In just the past week, for instance, the Consumer Product Safety Commission proposed revising fireworks safety rules, the Federal Energy Regulatory Commission started an environmental study of a proposed Texas pipeline extension and the Defense Department announced a $400 million military contract with Kuwait.
“You’re talking about ordinary bureaucratic cases,” said Rep. Jerrold Nadler, D-N.Y. “The bureaucracy just continues to function.”
Secretary of State Rex Tillerson was sworn in Wednesday. Next week, the Senate is set to take up more Cabinet-level confirmations, starting Tuesday with Education Department nominee Betsy DeVos. In a 52-48 vote along party lines Friday, the Senate agreed to end a Democratic filibuster intended to delay action on the Michigan billionaire.
“The nominee for the secretary of education is one of the worst nominees that has ever been brought before this body for a Cabinet position,” declared Senate Minority Leader Chuck Schumer, D-N.Y., adding that Republicans were trying to “rush her through.”
The Democratic base, in particular, appears dead set against DeVos, with calls jamming Capitol Hill phone lines and social media accounts lit up to demand massive resistance. Some of it seems to foreshadow a grass-roots Democratic insistence that the party’s senators filibuster the big nominee coming down the tracks, Judge Neil Gorsuch for the Supreme Court.

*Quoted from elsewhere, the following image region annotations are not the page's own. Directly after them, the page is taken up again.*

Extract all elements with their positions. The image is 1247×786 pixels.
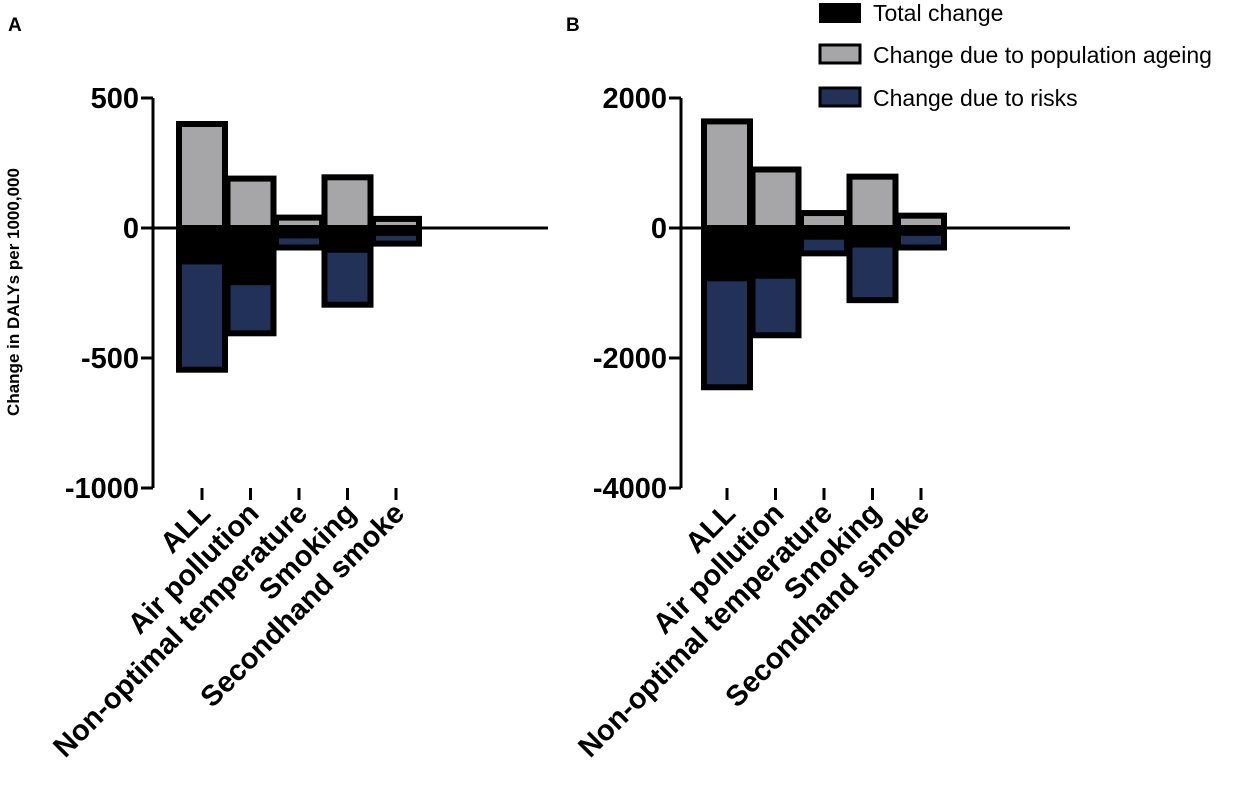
bar-population-ageing bbox=[701, 118, 753, 231]
panel-label-a: A bbox=[8, 15, 22, 36]
legend: Total change Change due to population ag… bbox=[818, 0, 1212, 111]
y-tick-label: -500 bbox=[81, 343, 139, 375]
legend-item-population-ageing: Change due to population ageing bbox=[818, 42, 1212, 68]
bar-group-air-pollution bbox=[749, 166, 802, 339]
bar-group-non-optimal-temperature bbox=[273, 214, 325, 251]
bar-population-ageing bbox=[224, 175, 277, 232]
bar-group-all bbox=[176, 121, 228, 373]
bar-population-ageing bbox=[846, 173, 899, 231]
y-tick-label: 0 bbox=[123, 213, 139, 245]
bar-group-all bbox=[701, 118, 753, 391]
bar-population-ageing bbox=[749, 166, 802, 231]
legend-item-risks: Change due to risks bbox=[818, 85, 1078, 111]
legend-swatch-total-change bbox=[819, 3, 861, 23]
y-tick-label: 0 bbox=[651, 213, 667, 245]
bar-population-ageing bbox=[176, 121, 228, 231]
bar-total-change bbox=[179, 228, 225, 265]
legend-label-population-ageing: Change due to population ageing bbox=[873, 42, 1212, 68]
bar-total-change bbox=[704, 228, 750, 282]
legend-item-total-change: Total change bbox=[819, 0, 1003, 26]
legend-label-risks: Change due to risks bbox=[873, 85, 1078, 111]
y-axis-label: Change in DALYs per 1000,000 bbox=[4, 168, 23, 416]
bar-total-change bbox=[801, 228, 847, 240]
legend-swatch-risks bbox=[818, 86, 862, 108]
bar-group-air-pollution bbox=[224, 175, 277, 337]
y-tick-label: 2000 bbox=[602, 83, 667, 115]
bar-group-non-optimal-temperature bbox=[798, 210, 850, 257]
bar-group-secondhand-smoke bbox=[895, 212, 947, 251]
bar-group-smoking bbox=[846, 173, 899, 304]
bar-total-change bbox=[227, 228, 274, 286]
legend-swatch-population-ageing bbox=[818, 43, 862, 65]
y-tick-label: -4000 bbox=[593, 473, 667, 505]
bar-group-smoking bbox=[321, 174, 374, 308]
bar-group-secondhand-smoke bbox=[370, 215, 422, 247]
bar-total-change bbox=[324, 228, 371, 253]
y-tick-label: -1000 bbox=[65, 473, 139, 505]
y-tick-label: -2000 bbox=[593, 343, 667, 375]
bar-total-change bbox=[752, 228, 799, 279]
panel-label-b: B bbox=[566, 15, 580, 36]
bar-total-change bbox=[276, 228, 322, 239]
y-tick-label: 500 bbox=[91, 83, 139, 115]
bar-total-change bbox=[849, 228, 896, 248]
bar-population-ageing bbox=[321, 174, 374, 232]
bar-total-change bbox=[898, 228, 944, 236]
bar-total-change bbox=[373, 228, 419, 236]
legend-label-total-change: Total change bbox=[873, 0, 1003, 26]
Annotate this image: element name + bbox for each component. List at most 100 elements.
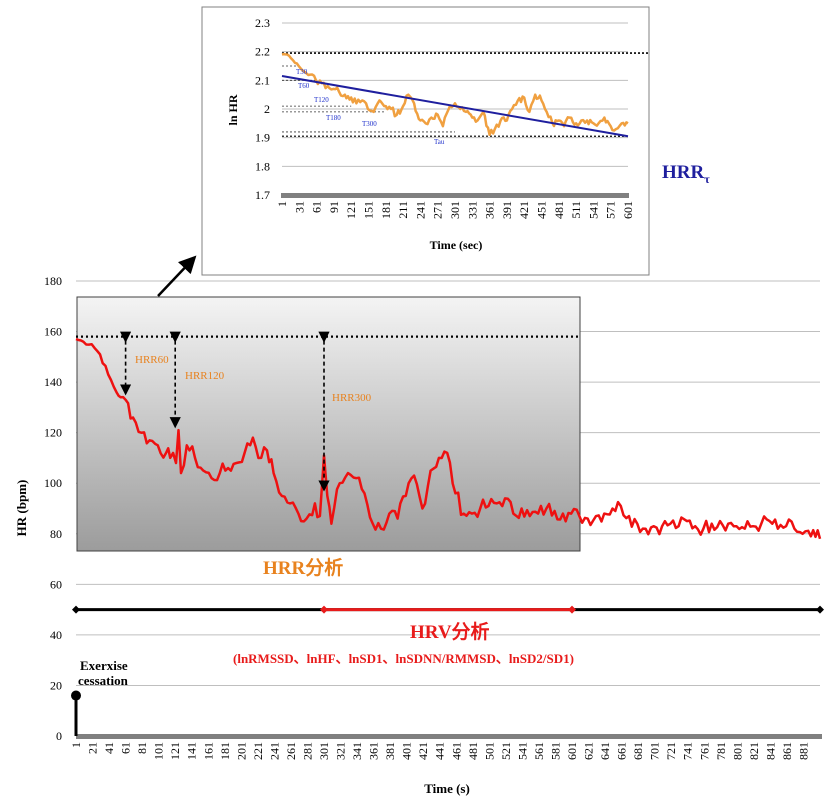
hrr-analysis-box	[76, 296, 581, 552]
inset-tau-fit-line	[281, 75, 629, 138]
inset-x-tick-label: 91	[327, 201, 341, 213]
hrr-arrows	[119, 331, 330, 492]
inset-x-tick-label: 511	[569, 201, 583, 219]
inset-gridlines	[282, 22, 628, 167]
main-x-tick-label: 561	[532, 742, 546, 760]
main-x-tick-label: 701	[648, 742, 662, 760]
main-y-tick-labels: 0 20 40 60 80 100 120 140 160 180	[44, 274, 62, 743]
inset-x-tick-label: 1	[275, 201, 289, 207]
main-y-tick-label: 20	[50, 678, 62, 692]
main-x-tick-label: 21	[86, 742, 100, 754]
timeline-diamond-marker	[568, 605, 576, 614]
main-y-tick-label: 40	[50, 628, 62, 642]
t300-label: T300	[362, 120, 377, 128]
hrv-analysis-label: HRV分析	[410, 620, 490, 643]
timeline-diamond-marker	[816, 605, 824, 614]
hrv-metrics-label: (lnRMSSD、lnHF、lnSD1、lnSDNN/RMMSD、lnSD2/S…	[233, 651, 574, 666]
main-y-tick-label: 100	[44, 476, 62, 490]
main-x-tick-label: 381	[383, 742, 397, 760]
main-x-tick-label: 1	[69, 742, 83, 748]
main-x-tick-label: 481	[466, 742, 480, 760]
hrr-tau-subscript: τ	[704, 172, 710, 186]
inset-x-axis-bar	[281, 193, 629, 198]
inset-x-tick-label: 61	[310, 201, 324, 213]
main-x-tick-label: 881	[796, 742, 810, 760]
inset-y-axis-title: ln HR	[226, 94, 240, 125]
main-x-tick-label: 461	[449, 742, 463, 760]
main-x-tick-label: 821	[747, 742, 761, 760]
inset-x-tick-label: 331	[465, 201, 479, 219]
inset-y-tick-label: 2.3	[255, 16, 270, 30]
main-x-tick-label: 721	[664, 742, 678, 760]
timeline-diamond-marker	[320, 605, 328, 614]
main-x-tick-label: 621	[582, 742, 596, 760]
inset-time-constant-lines	[282, 65, 524, 137]
inset-x-tick-label: 151	[362, 201, 376, 219]
inset-y-tick-label: 2.1	[255, 73, 270, 87]
main-x-tick-label: 141	[185, 742, 199, 760]
main-x-tick-label: 601	[565, 742, 579, 760]
inset-x-tick-label: 541	[586, 201, 600, 219]
cessation-marker	[71, 690, 81, 701]
t180-label: T180	[326, 114, 341, 122]
main-x-tick-label: 401	[400, 742, 414, 760]
hrr300-label: HRR300	[332, 392, 372, 404]
timeline-diamond-marker	[72, 605, 80, 614]
hrr-tau-main: HRR	[662, 162, 705, 183]
main-x-tick-label: 501	[482, 742, 496, 760]
main-y-tick-label: 140	[44, 375, 62, 389]
main-x-tick-label: 101	[152, 742, 166, 760]
main-x-tick-label: 541	[515, 742, 529, 760]
main-x-tick-label: 121	[168, 742, 182, 760]
hrr-analysis-label: HRR分析	[263, 556, 343, 579]
inset-x-tick-label: 451	[535, 201, 549, 219]
main-hr-series-line	[75, 337, 822, 540]
main-x-tick-label: 761	[697, 742, 711, 760]
hrr60-label: HRR60	[135, 354, 169, 366]
inset-y-tick-labels: 1.7 1.8 1.9 2 2.1 2.2 2.3	[255, 16, 270, 202]
main-y-axis-title: HR (bpm)	[14, 480, 29, 537]
inset-x-tick-label: 571	[604, 201, 618, 219]
inset-x-tick-label: 481	[552, 201, 566, 219]
inset-y-tick-label: 2.2	[255, 45, 270, 59]
inset-x-tick-label: 271	[431, 201, 445, 219]
inset-x-tick-label: 211	[396, 201, 410, 219]
hrr-tau-label: HRRτ	[662, 162, 710, 186]
inset-x-tick-label: 31	[292, 201, 306, 213]
main-x-tick-label: 281	[300, 742, 314, 760]
main-x-tick-label: 241	[267, 742, 281, 760]
main-x-tick-label: 361	[367, 742, 381, 760]
main-x-tick-label: 441	[433, 742, 447, 760]
inset-x-tick-labels: 1 31 61 91 121 151 181 211 241 271 301 331 361 391 421…	[275, 201, 635, 219]
inset-x-tick-label: 181	[379, 201, 393, 219]
main-x-tick-label: 321	[334, 742, 348, 760]
main-x-tick-label: 201	[234, 742, 248, 760]
timeline-markers	[72, 605, 824, 614]
inset-connector-arrow	[157, 255, 197, 297]
inset-x-tick-label: 121	[344, 201, 358, 219]
main-x-tick-label: 221	[251, 742, 265, 760]
main-x-axis-title: Time (s)	[424, 781, 470, 796]
inset-lnhr-chart: 1.71.81.922.12.22.3 1 31 61 91 121 151 181 211 2…	[201, 6, 650, 276]
main-x-tick-label: 801	[730, 742, 744, 760]
main-x-tick-label: 41	[102, 742, 116, 754]
tau-label: Tau	[434, 138, 445, 146]
main-x-tick-label: 81	[135, 742, 149, 754]
inset-x-tick-label: 601	[621, 201, 635, 219]
exercise-cessation-label: Exerxise	[80, 658, 128, 673]
inset-y-tick-label: 1.7	[255, 188, 270, 202]
main-x-tick-label: 521	[499, 742, 513, 760]
exercise-cessation-label-2: cessation	[78, 673, 129, 688]
main-x-tick-label: 261	[284, 742, 298, 760]
main-x-tick-label: 181	[218, 742, 232, 760]
main-x-tick-label: 841	[763, 742, 777, 760]
t60-label: T60	[298, 82, 310, 90]
main-x-tick-label: 421	[416, 742, 430, 760]
inset-x-tick-label: 241	[413, 201, 427, 219]
main-x-tick-label: 581	[548, 742, 562, 760]
main-x-tick-label: 161	[201, 742, 215, 760]
inset-x-tick-label: 361	[483, 201, 497, 219]
main-x-tick-label: 781	[714, 742, 728, 760]
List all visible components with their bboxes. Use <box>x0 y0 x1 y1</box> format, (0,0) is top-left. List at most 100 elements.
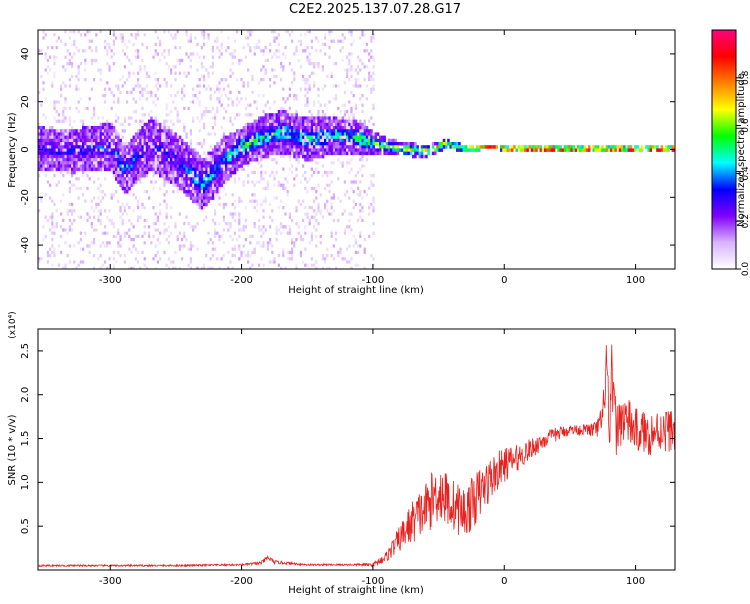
heat-cell <box>242 228 245 232</box>
heat-cell <box>238 215 241 219</box>
heat-cell <box>99 78 102 82</box>
heat-cell <box>42 158 45 162</box>
heat-cell <box>51 126 54 130</box>
heat-cell <box>240 154 243 159</box>
colorbar: 0.00.20.40.60.8 Normalized spectral ampl… <box>711 29 750 276</box>
heat-cell <box>214 170 217 175</box>
heat-cell <box>262 122 265 127</box>
heat-cell <box>269 42 272 46</box>
heat-cell <box>332 126 336 130</box>
heat-cell <box>282 145 285 149</box>
heat-cell <box>247 151 250 156</box>
heat-cell <box>363 190 366 194</box>
heat-cell <box>359 122 362 127</box>
heat-cell <box>295 167 298 171</box>
heat-cell <box>240 228 243 232</box>
heat-cell <box>253 132 257 136</box>
heat-cell <box>317 148 320 152</box>
colorbar-tick-label: 0.6 <box>741 118 750 133</box>
heat-cell <box>359 145 362 149</box>
heat-cell <box>55 145 59 149</box>
heat-cell <box>365 42 368 46</box>
heat-cell <box>161 132 164 136</box>
heat-cell <box>126 174 129 178</box>
heat-cell <box>64 148 67 152</box>
heat-cell <box>376 148 380 152</box>
heat-cell <box>115 129 118 133</box>
heat-cell <box>317 161 320 165</box>
heat-cell <box>112 158 116 162</box>
heat-cell <box>313 209 316 213</box>
heat-cell <box>638 148 642 152</box>
heat-cell <box>238 161 241 165</box>
heat-cell <box>156 170 160 175</box>
heat-cell <box>51 158 54 162</box>
heat-cell <box>645 145 648 149</box>
heat-cell <box>420 148 424 152</box>
heat-cell <box>216 151 219 156</box>
heat-cell <box>233 158 237 162</box>
heat-cell <box>324 151 327 156</box>
heat-cell <box>321 126 325 130</box>
heat-cell <box>222 177 226 181</box>
heat-cell <box>165 129 169 133</box>
heat-cell <box>79 215 82 219</box>
heat-cell <box>220 234 223 238</box>
heat-cell <box>84 138 87 143</box>
heat-cell <box>121 39 124 43</box>
heat-cell <box>119 206 122 210</box>
heat-cell <box>174 154 177 159</box>
heat-cell <box>200 116 203 120</box>
heat-cell <box>178 138 181 142</box>
heat-cell <box>139 119 142 123</box>
heat-cell <box>38 49 41 53</box>
heat-cell <box>145 170 149 175</box>
heat-cell <box>438 145 441 149</box>
heat-cell <box>357 218 360 222</box>
heat-cell <box>348 119 351 123</box>
y-tick-label: -40 <box>20 237 31 253</box>
heat-cell <box>214 212 217 216</box>
heat-cell <box>198 202 202 207</box>
heat-cell <box>275 148 279 152</box>
heat-cell <box>209 167 213 172</box>
heat-cell <box>64 158 67 162</box>
heat-cell <box>126 55 129 59</box>
heat-cell <box>156 164 160 168</box>
heat-cell <box>110 145 113 149</box>
heat-cell <box>192 52 195 56</box>
heat-cell <box>273 39 276 43</box>
heat-cell <box>293 151 296 156</box>
heat-cell <box>172 183 175 187</box>
heat-cell <box>330 119 334 124</box>
heat-cell <box>216 110 219 114</box>
heat-cell <box>249 135 252 140</box>
heat-cell <box>324 135 327 139</box>
heat-cell <box>601 148 604 152</box>
heat-cell <box>214 161 217 165</box>
heat-cell <box>244 126 247 130</box>
heat-cell <box>68 106 71 110</box>
heat-cell <box>178 46 181 50</box>
heat-cell <box>258 129 261 133</box>
heat-cell <box>324 202 327 206</box>
heat-cell <box>273 113 276 117</box>
heat-cell <box>119 122 122 126</box>
heat-cell <box>99 212 102 216</box>
heat-cell <box>64 145 67 149</box>
heat-cell <box>315 167 318 171</box>
heat-cell <box>128 116 131 120</box>
heat-cell <box>112 145 115 149</box>
heat-cell <box>302 148 305 152</box>
heat-cell <box>308 122 311 126</box>
heat-cell <box>350 52 353 56</box>
heat-cell <box>308 84 311 88</box>
heat-cell <box>253 247 256 251</box>
heat-cell <box>321 164 324 168</box>
heat-cell <box>394 148 397 152</box>
heat-cell <box>134 174 138 178</box>
heat-cell <box>170 164 173 168</box>
heat-cell <box>178 247 181 251</box>
heat-cell <box>229 135 232 140</box>
heat-cell <box>291 250 294 254</box>
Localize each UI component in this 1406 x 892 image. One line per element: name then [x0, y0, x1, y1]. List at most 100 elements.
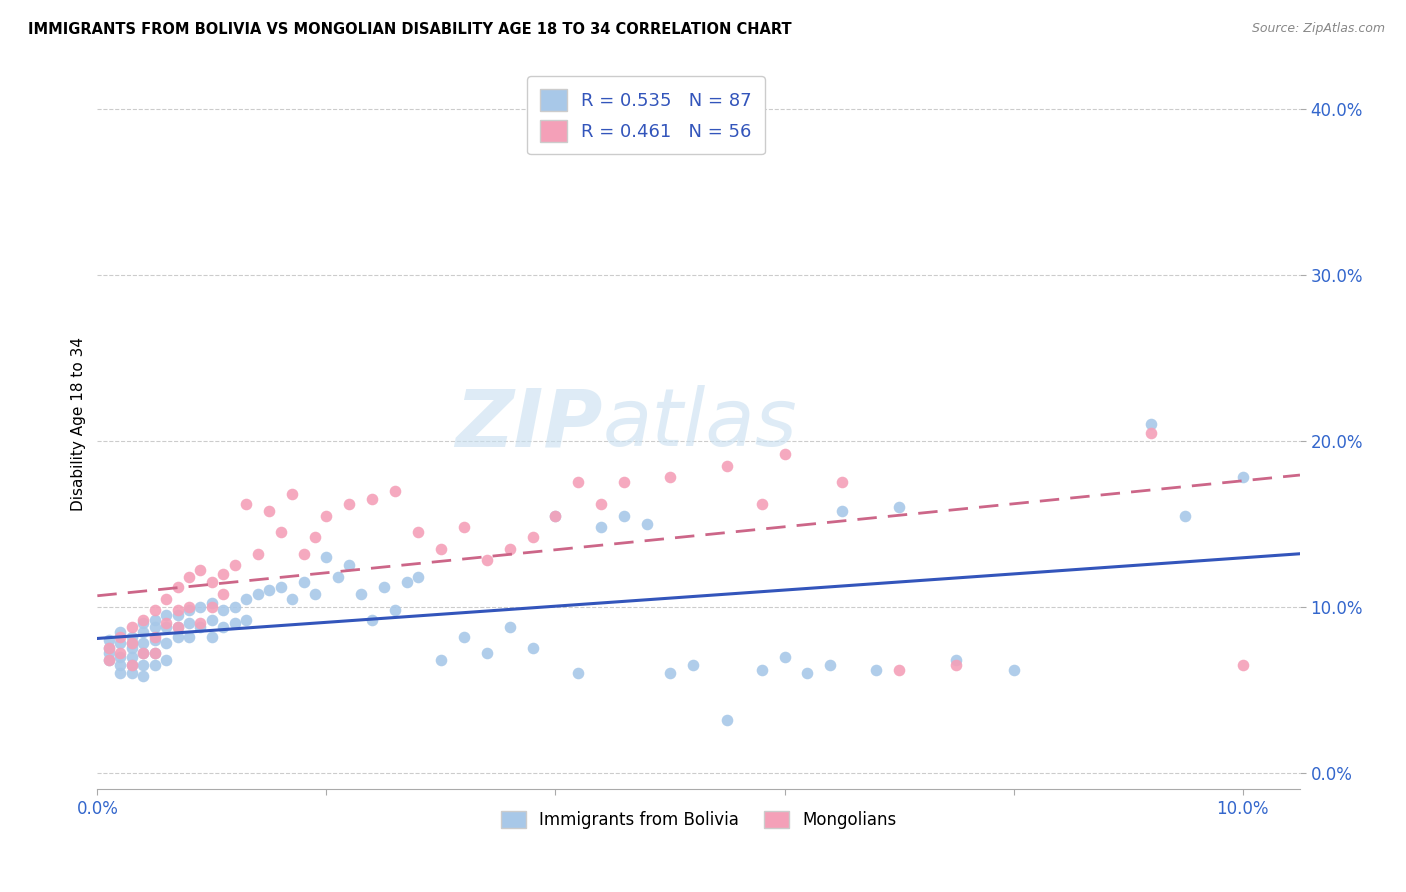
Point — [475, 646, 498, 660]
Point — [326, 570, 349, 584]
Point — [143, 646, 166, 660]
Point — [201, 597, 224, 611]
Text: ZIP: ZIP — [456, 385, 602, 464]
Point — [613, 508, 636, 523]
Point — [384, 603, 406, 617]
Point — [110, 666, 132, 681]
Point — [110, 624, 132, 639]
Point — [143, 646, 166, 660]
Point — [166, 630, 188, 644]
Text: Source: ZipAtlas.com: Source: ZipAtlas.com — [1251, 22, 1385, 36]
Point — [121, 641, 143, 656]
Point — [659, 470, 682, 484]
Point — [591, 497, 613, 511]
Point — [831, 475, 853, 490]
Point — [235, 591, 257, 606]
Point — [281, 591, 304, 606]
Point — [292, 547, 315, 561]
Point — [132, 669, 155, 683]
Point — [155, 591, 177, 606]
Point — [613, 475, 636, 490]
Point — [110, 646, 132, 660]
Point — [155, 636, 177, 650]
Point — [212, 566, 235, 581]
Point — [1140, 425, 1163, 440]
Point — [544, 508, 567, 523]
Point — [304, 586, 326, 600]
Point — [121, 657, 143, 672]
Point — [143, 632, 166, 647]
Point — [1232, 657, 1254, 672]
Point — [773, 447, 796, 461]
Point — [132, 613, 155, 627]
Point — [132, 636, 155, 650]
Point — [177, 570, 200, 584]
Point — [166, 580, 188, 594]
Point — [143, 630, 166, 644]
Point — [567, 475, 589, 490]
Point — [304, 530, 326, 544]
Point — [97, 641, 120, 656]
Point — [143, 657, 166, 672]
Point — [257, 503, 280, 517]
Point — [406, 525, 429, 540]
Point — [121, 620, 143, 634]
Point — [166, 620, 188, 634]
Point — [190, 616, 212, 631]
Point — [110, 657, 132, 672]
Point — [430, 541, 453, 556]
Point — [499, 620, 522, 634]
Point — [430, 653, 453, 667]
Point — [155, 620, 177, 634]
Point — [235, 613, 257, 627]
Point — [361, 613, 384, 627]
Point — [121, 657, 143, 672]
Point — [636, 516, 658, 531]
Point — [682, 657, 704, 672]
Point — [97, 641, 120, 656]
Point — [373, 580, 395, 594]
Point — [155, 616, 177, 631]
Point — [453, 520, 475, 534]
Point — [143, 620, 166, 634]
Point — [522, 530, 544, 544]
Point — [945, 653, 967, 667]
Point — [281, 487, 304, 501]
Point — [1140, 417, 1163, 432]
Point — [945, 657, 967, 672]
Text: atlas: atlas — [602, 385, 797, 464]
Legend: Immigrants from Bolivia, Mongolians: Immigrants from Bolivia, Mongolians — [494, 804, 903, 836]
Point — [1232, 470, 1254, 484]
Point — [190, 599, 212, 614]
Point — [499, 541, 522, 556]
Point — [110, 649, 132, 664]
Point — [132, 657, 155, 672]
Point — [406, 570, 429, 584]
Point — [820, 657, 842, 672]
Point — [97, 632, 120, 647]
Point — [110, 636, 132, 650]
Point — [887, 663, 910, 677]
Point — [716, 458, 738, 473]
Point — [121, 636, 143, 650]
Point — [384, 483, 406, 498]
Point — [716, 713, 738, 727]
Point — [544, 508, 567, 523]
Point — [246, 547, 269, 561]
Point — [315, 508, 337, 523]
Point — [453, 630, 475, 644]
Point — [212, 586, 235, 600]
Point — [190, 563, 212, 577]
Point — [97, 646, 120, 660]
Point — [132, 616, 155, 631]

Next up are Republican Rep. Tom Price of Georgia, nominee for secretary of health and human services, and Steven Mnuchin, chosen for treasury secretary. Democrats are expected to attempt filibusters and procedural maneuvering is likely to mean debates on each will stretch for a day or two.
In a bit of responsive parliamentary theater, Senate Democrats boycotted several confirmation hearings in recent days. Republicans, in turn, changed committee rules in order to advance Trump’s nominees to head the Environmental Protection Agency, the Treasury Department and the Department of Health and Human Services.
“I think Chuck Schumer has shown time and time again through this confirmation process with the Cabinet that he’s more interested in politics than actually moving the government along,” White House Press Secretary Sean Spicer said Wednesday. “And I think that is troubling.”
Until the Cabinet secretaries are in place, moreover, the selection of their key deputies, who often take responsibility for day-to-day operations of the department, typically remains up in the air. Only three deputy secretary nominations have been announced, for the Departments of Commerce, Justice and Homeland Security.